Contos do Mundo

Biblioteca Escolar EBS Muralhas do Minho, Valença

Imagem Wendy Tan

Os dois amigos

Dois amigos viajavam pelo deserto, caminhando em amena conversa, apesar do Sol abrasador. Um deles, porém, sentindo-se contrariado pelo outro, encetou uma discussão. Erguia a voz, gesticulava e pouco faltou para insultar o companheiro. Em dado momento da contenda, não resistiu e esbofeteou-o.

Admirado e ofendido, mas sem nada dizer, o amigo baixou-se e escreveu na areia: Hoje, o meu melhor amigo bateu-me no rosto.

Seguiram viagem, tristes e em silêncio. Absortos nos seus pensamentos, fixavam os olhos num ondulante horizonte de dunas e já caminhavam com dificuldade sob o ardor do Sol. Até que avistaram um oásis verde, emergindo da areia escaldante do deserto. Mais aliviados à sombra das tamareiras, resolveram banhar-se, comer e pernoitar no local.

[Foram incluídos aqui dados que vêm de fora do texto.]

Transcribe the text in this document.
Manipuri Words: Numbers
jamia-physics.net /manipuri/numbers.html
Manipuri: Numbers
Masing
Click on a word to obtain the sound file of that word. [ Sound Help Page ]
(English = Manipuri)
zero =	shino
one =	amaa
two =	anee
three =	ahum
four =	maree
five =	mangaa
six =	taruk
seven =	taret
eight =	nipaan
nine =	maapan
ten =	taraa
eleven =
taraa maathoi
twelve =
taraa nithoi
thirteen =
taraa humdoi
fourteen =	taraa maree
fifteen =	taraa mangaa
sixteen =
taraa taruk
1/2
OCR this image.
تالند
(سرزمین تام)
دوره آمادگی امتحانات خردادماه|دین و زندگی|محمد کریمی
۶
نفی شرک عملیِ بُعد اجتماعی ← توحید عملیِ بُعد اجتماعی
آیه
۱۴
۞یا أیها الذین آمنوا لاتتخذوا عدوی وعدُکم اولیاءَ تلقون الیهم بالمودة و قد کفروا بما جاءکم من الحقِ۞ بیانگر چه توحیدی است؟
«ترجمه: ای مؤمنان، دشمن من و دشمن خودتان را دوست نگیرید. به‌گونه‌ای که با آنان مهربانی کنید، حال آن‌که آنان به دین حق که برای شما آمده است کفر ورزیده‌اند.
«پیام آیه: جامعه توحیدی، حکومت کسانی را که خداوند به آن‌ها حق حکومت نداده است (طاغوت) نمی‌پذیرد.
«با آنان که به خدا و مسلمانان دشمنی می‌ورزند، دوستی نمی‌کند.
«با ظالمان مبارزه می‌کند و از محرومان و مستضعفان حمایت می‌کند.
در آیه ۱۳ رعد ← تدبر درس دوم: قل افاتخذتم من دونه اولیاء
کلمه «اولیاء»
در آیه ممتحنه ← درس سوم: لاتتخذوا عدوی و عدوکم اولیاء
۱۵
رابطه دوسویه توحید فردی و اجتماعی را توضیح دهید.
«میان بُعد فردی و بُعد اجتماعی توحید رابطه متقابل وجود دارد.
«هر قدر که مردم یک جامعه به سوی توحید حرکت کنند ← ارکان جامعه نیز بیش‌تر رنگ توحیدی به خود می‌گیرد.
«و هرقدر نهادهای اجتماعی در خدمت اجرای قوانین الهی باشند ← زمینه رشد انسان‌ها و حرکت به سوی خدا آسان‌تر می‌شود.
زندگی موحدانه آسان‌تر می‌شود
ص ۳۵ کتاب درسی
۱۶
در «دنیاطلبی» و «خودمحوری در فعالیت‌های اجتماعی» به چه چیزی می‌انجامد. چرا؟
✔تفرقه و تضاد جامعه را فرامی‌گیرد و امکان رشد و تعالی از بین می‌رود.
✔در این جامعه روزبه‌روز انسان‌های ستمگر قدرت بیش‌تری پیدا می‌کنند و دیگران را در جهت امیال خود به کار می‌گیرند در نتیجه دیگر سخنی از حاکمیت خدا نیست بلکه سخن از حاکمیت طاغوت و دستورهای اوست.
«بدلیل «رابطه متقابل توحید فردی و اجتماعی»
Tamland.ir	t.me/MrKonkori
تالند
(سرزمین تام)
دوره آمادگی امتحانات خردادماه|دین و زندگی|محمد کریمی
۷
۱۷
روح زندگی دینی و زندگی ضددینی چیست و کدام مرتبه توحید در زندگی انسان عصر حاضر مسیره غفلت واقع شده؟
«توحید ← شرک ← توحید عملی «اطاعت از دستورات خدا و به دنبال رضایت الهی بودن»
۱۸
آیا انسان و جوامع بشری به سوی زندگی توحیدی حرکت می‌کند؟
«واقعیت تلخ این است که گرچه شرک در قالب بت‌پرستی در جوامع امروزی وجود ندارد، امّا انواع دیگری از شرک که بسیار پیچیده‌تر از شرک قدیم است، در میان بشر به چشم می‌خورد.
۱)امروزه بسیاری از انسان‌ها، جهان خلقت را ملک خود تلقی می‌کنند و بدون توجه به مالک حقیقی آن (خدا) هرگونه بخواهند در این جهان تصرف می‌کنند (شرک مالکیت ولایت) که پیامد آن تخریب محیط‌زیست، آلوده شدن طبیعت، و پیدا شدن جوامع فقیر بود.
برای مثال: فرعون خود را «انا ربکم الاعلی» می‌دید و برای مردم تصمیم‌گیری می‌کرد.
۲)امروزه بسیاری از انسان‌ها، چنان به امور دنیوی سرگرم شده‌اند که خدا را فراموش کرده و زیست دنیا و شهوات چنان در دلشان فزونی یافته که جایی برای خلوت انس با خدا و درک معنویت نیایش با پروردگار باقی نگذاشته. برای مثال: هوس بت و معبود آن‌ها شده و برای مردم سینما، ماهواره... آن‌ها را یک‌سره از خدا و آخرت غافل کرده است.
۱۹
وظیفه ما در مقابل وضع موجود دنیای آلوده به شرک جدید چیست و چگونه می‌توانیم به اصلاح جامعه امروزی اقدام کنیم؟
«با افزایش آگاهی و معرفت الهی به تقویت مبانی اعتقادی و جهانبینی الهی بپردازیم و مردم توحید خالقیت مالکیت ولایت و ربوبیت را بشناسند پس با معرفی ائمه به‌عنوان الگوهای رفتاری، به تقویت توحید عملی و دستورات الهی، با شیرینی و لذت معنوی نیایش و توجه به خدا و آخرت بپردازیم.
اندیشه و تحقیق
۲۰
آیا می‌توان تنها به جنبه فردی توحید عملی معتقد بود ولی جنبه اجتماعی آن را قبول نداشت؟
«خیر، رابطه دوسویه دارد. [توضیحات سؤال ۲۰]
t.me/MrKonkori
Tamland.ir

Afastou-se um para recolher galhos com que pretendia acender um pequeno fogo. E o que tinha sido esbofeteado despiu-se, mergulhou na lagoa do oásis e principiou a refrescar-se. Contudo, passados minutos, perdeu o pé. E em breve se afogaria, não fosse a ajudado amigo que, ao escutar os gritos, largou tudo e acorreu ao chamamento, mergulhando na lagoa e arrastando o companheiro para a margem.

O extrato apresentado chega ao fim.